Small study: ‘Broken heart’ syndrome increasing amid pandemic
A small study published Thursday claims it has found a significant increase in "broken heart syndrome" at two Ohio hospitals among some patients who don't have COVID-19.
(WVLT/CNN) - A small study published Thursday claims it has found a significant increase in “broken heart syndrome” at two Ohio hospitals among some patients who don’t have COVID-19. According to researchers, this could suggest that the physical, social and economic impacts of the pandemic are taking a physical toll.
Stress-induced cardiomopathy, often called “broken heart syndrome,” occurs when the heart muscles weaken, leading to chest pain and shortness of breath. It presents like a heart attack, but is triggered by stress, and in some cases, it can be fatal, CNN reported. Most patients usually recover within days or weeks.
Researchers at the Cleveland Clinic said they studied patients at two Ohio hospitals with heart trouble who were treated in spring 2020 and compared them to patients with similar issues over the last two years. According to their data, patients during the pandemic were two times likelier to have broken heart syndrome.
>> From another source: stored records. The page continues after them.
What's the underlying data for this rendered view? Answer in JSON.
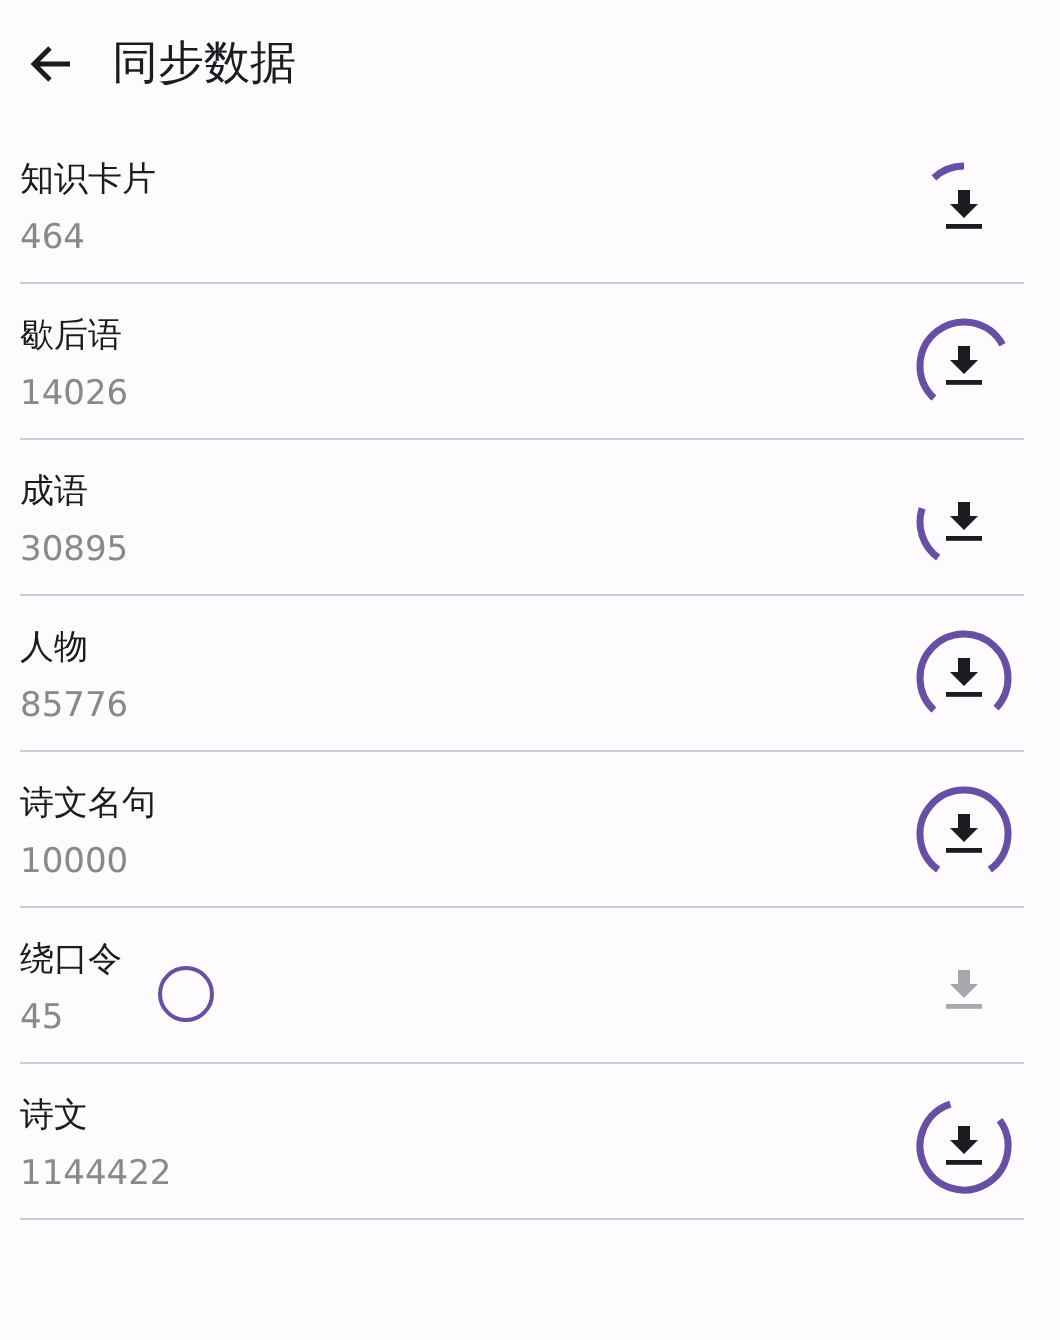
{
  "title": "同步数据",
  "items": [
    {
      "name": "知识卡片",
      "count": "464",
      "disabled": false
    },
    {
      "name": "歇后语",
      "count": "14026",
      "disabled": false
    },
    {
      "name": "成语",
      "count": "30895",
      "disabled": false
    },
    {
      "name": "人物",
      "count": "85776",
      "disabled": false
    },
    {
      "name": "诗文名句",
      "count": "10000",
      "disabled": false
    },
    {
      "name": "绕口令",
      "count": "45",
      "disabled": true
    },
    {
      "name": "诗文",
      "count": "1144422",
      "disabled": false
    }
  ]
}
The study was published in the medical journal JAMA Network Open.
CNN reported that the researchers looked at 1,914 patients from five two-month periods, including sampling more than 250 patients hospitalized in March and April, during the early days of the pandemic. Researchers concluded that the increase in the syndrome was likely connected to the “psychological, social, and economic stress” caused by the pandemic, which includes “imposed quarantine, lack of social interaction, strict physical distancing rules, and its economic consequences in people’s lives.”
"The pandemic has created a parallel environment which is not healthy," said Dr. Ankur Kalra, the cardiologist who led the study. "Emotional distancing is not healthy. The economic impact is not healthy. We've seen that as an increase in non-coronavirus deaths, and our study says that stress cardiomyopathy has gone up because of the stress that the pandemic has created."
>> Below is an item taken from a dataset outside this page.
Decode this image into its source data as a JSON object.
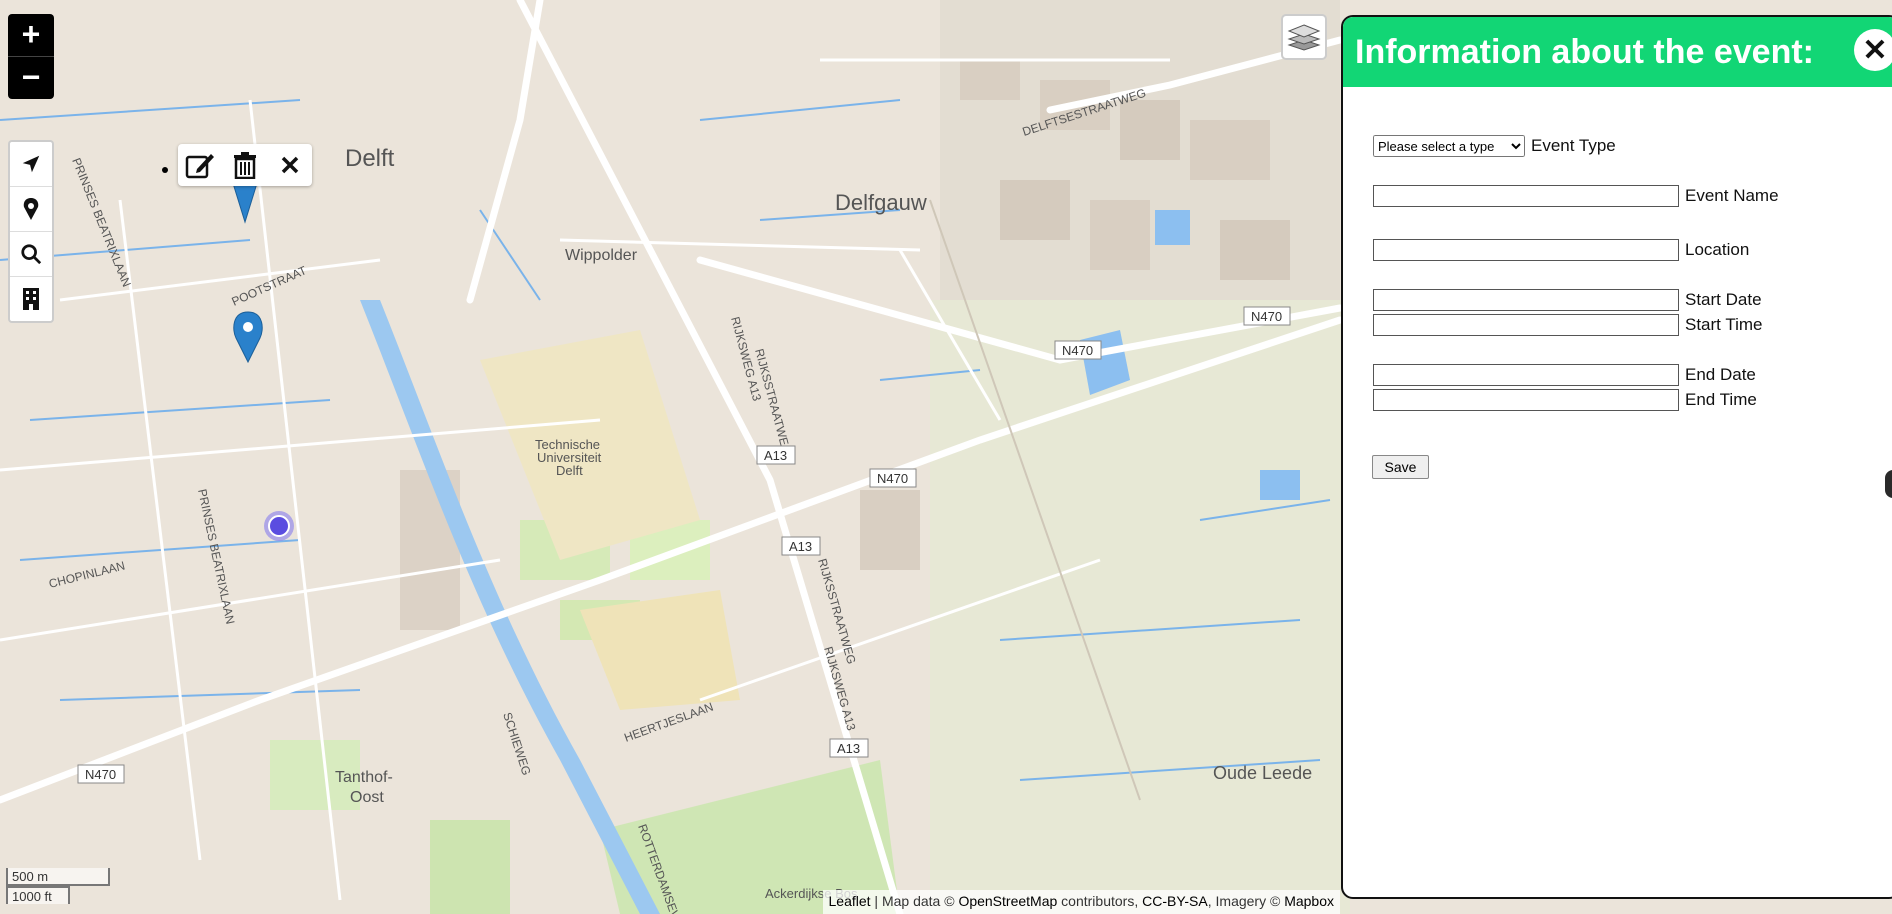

CNN reported that the research didn’t look at whether there was a connection between the syndrome and the stress of having COVID-19 or watching a loved one suffer from the disease; however, the researchers said the patients in the study were tested for coronavirus and none had positive results.
The study has its limits, CNN reported, as researchers said they only reviewed medical records from patients in northeastern Ohio and more work would be needed to find out if the same is true of other parts of the country.
The new study didn't find any meaningful change in the death rate between pre-pandemic patients and those who were hospitalized in March and April of this year, researchers said.
One expert on broken heart syndrome raised concerns about the potential for bias in the study.
“They might be completely right. I don’t object to the hypothesis. I object to the statistical methods,” said Dr. John Horowitz, an emeritus cardiology professor at the University of Adelaide in Australia, who has published more than 20 peer-reviewed papers on Takotsubo. CNN reported that the researchers only studied patients who received a cardiac catheterization, a procedure done to search for blockages in heart arteries. Horowitz said looking at only those patients could lead to biases because it might exclude older, sicker patients who are less likely to undergo the procedure.